Prior to regeneration, every human being is darkness, corrupt, a child of disobedience.
Total depravity is such a difficult and offensive message to give in a western culture. Natural men find it reprehensible. Just because it’s difficult for unbelievers doesn’t mean that it’s not necessary or true. It is only when we understand our fallen nature do we truly understand and appreciate the need for a savior.
Arminians agree with the reformed faith that man is depraved. They disagree on God’s answer to the fallen condition.
For Reformed Christians the answer is the giving of a new heart to those whom God has chosen to save so that they will believe in Him.
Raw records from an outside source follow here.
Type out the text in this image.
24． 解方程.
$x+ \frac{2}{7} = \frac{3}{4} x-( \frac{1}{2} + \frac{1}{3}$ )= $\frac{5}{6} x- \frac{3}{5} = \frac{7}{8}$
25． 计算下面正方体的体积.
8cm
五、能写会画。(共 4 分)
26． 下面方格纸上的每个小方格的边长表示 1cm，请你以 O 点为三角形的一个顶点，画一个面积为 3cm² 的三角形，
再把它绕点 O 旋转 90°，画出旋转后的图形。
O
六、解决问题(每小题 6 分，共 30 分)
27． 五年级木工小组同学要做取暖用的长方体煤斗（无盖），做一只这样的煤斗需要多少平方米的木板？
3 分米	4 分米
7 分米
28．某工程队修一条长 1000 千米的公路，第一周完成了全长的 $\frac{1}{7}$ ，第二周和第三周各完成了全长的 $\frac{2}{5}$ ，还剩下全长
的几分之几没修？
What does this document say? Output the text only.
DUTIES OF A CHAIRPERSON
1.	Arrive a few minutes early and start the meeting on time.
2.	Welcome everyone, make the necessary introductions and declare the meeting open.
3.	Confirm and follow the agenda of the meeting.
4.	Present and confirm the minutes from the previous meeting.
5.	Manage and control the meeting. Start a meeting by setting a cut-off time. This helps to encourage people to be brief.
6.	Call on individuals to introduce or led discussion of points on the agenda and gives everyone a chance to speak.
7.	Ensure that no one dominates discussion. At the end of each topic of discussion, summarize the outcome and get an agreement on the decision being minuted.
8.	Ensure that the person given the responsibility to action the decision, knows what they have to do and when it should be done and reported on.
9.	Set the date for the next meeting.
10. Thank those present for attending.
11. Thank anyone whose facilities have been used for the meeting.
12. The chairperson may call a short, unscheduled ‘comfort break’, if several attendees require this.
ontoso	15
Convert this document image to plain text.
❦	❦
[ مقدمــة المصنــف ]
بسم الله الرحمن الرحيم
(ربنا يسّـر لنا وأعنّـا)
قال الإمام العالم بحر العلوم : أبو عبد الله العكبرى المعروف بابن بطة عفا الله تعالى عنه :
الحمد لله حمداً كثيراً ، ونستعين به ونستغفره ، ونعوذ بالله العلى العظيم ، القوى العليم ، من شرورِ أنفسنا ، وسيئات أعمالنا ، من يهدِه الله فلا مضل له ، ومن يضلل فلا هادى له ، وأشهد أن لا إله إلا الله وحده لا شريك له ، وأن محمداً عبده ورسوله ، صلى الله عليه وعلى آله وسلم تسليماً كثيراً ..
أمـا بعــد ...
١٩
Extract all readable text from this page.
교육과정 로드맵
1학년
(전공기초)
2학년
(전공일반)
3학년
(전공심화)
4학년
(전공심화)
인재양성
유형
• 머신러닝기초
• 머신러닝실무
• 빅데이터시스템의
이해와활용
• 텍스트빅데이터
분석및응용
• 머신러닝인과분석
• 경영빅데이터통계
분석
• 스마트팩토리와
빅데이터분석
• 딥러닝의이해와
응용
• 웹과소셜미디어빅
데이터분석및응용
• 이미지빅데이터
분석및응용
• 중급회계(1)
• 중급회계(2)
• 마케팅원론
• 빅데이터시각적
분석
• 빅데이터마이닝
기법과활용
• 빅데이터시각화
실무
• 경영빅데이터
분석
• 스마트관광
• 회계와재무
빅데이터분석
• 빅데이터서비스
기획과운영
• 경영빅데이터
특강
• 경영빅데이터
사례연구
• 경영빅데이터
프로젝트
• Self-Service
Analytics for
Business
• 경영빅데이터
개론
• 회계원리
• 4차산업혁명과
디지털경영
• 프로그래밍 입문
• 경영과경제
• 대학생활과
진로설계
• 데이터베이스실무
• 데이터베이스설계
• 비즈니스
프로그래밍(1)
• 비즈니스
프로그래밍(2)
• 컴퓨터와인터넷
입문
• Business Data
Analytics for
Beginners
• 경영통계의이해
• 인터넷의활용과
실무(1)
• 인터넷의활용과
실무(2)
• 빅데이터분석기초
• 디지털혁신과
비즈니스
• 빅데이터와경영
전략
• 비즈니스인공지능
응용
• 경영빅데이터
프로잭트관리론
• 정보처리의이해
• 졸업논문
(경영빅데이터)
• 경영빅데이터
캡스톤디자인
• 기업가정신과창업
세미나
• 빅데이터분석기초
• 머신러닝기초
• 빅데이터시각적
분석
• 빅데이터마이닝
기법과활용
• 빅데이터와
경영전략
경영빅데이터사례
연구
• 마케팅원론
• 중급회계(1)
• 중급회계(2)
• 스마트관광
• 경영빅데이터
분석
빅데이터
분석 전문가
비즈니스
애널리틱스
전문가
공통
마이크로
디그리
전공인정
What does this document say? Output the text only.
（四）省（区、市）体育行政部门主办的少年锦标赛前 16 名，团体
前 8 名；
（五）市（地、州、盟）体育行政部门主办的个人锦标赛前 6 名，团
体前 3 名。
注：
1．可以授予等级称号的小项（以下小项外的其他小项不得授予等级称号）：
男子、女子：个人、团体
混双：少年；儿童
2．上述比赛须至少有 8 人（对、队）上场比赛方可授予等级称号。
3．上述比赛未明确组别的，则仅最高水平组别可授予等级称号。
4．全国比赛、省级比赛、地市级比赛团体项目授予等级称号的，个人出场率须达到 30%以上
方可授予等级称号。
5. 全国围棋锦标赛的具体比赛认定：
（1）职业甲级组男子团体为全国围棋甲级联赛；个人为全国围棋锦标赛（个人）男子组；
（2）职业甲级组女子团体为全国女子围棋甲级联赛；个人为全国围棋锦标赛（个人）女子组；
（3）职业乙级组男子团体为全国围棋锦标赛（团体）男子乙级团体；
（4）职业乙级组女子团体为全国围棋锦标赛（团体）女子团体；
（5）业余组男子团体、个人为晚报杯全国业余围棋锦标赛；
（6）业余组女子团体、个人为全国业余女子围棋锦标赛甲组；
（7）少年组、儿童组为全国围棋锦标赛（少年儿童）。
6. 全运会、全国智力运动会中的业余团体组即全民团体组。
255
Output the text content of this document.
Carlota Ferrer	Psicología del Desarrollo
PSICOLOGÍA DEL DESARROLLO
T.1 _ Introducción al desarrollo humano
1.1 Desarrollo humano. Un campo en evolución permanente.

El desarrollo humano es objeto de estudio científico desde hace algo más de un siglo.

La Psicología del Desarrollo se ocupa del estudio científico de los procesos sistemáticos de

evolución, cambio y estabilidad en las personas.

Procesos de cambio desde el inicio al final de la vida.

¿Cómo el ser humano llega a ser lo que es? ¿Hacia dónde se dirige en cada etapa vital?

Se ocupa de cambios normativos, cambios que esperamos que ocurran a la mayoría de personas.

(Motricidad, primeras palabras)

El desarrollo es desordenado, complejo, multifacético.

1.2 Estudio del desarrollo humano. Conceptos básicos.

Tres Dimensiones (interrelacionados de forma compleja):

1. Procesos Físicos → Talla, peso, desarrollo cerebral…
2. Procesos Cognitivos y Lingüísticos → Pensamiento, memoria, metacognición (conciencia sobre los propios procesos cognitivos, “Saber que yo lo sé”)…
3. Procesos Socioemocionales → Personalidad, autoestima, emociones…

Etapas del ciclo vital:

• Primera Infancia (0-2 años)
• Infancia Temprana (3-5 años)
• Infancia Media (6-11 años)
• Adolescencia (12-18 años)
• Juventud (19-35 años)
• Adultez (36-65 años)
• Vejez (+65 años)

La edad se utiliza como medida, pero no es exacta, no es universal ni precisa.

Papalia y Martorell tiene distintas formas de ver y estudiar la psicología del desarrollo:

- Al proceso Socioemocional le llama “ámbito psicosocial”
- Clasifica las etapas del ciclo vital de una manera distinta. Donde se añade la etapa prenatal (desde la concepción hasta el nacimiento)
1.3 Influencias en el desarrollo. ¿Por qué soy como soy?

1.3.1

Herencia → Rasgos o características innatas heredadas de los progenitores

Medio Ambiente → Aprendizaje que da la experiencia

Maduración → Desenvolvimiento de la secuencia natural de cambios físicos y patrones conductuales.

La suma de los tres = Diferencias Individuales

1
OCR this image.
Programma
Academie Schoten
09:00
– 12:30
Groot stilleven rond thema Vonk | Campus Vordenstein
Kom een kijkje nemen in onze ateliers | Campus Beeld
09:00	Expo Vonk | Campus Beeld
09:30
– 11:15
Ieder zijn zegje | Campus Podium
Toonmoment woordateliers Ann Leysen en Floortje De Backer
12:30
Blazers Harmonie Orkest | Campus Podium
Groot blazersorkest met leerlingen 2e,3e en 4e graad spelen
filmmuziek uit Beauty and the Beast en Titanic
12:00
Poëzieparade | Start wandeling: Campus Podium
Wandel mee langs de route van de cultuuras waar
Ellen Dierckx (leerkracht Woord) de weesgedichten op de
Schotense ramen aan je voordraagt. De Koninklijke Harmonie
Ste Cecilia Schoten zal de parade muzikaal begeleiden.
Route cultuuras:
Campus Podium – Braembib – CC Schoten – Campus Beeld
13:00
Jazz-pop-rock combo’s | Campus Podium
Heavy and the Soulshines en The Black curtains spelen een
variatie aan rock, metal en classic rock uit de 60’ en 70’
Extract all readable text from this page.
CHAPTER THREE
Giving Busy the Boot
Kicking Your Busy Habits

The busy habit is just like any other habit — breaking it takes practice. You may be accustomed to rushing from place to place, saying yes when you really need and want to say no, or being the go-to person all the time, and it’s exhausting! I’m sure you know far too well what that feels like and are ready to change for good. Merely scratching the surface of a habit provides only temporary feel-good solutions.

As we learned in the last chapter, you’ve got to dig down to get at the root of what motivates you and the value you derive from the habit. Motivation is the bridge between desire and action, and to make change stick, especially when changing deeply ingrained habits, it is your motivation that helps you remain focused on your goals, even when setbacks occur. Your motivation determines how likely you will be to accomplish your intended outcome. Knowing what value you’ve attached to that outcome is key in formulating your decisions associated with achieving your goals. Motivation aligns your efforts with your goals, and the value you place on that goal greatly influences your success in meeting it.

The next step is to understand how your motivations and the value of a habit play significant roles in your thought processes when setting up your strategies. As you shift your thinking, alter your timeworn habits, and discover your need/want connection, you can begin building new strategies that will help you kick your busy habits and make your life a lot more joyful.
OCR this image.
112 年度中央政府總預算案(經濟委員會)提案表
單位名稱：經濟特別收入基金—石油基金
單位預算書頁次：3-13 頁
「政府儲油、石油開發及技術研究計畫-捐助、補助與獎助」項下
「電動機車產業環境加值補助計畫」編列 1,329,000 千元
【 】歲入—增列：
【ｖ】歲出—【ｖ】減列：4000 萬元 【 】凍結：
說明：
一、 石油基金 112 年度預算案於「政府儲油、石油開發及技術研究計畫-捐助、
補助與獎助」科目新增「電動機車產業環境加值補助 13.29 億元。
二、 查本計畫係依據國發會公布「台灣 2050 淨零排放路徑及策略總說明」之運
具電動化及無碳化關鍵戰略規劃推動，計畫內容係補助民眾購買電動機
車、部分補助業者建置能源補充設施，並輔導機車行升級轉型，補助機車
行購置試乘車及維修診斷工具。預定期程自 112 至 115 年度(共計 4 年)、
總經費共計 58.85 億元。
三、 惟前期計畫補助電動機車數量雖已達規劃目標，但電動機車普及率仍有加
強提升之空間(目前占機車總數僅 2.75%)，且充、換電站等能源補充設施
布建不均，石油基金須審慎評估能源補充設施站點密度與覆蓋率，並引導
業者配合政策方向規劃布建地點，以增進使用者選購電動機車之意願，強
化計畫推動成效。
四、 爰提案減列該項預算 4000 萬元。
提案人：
For Arminians the answer is prevenient grace, God’s work in the lives of all human beings so that their wills are freed to choose or reject him. The picture presented by Arminian theologians is that of God reaching out to fallen humans who have wandered astray, wooing them back to Himself. Those that reject this picture don’t see that a sovereign God would wait around and hope for men to choose him or accept him. God does not hope in men. Men hope in God.
Reformed theologians see it that dead men can’t hear, see, or accept until they have been made alive. The reprobate man could never choose that which he hates. It is through love that Jesus took our place, saved us, gave us His spirit, and made us new.
1 John 4:19 We love because He first loved us.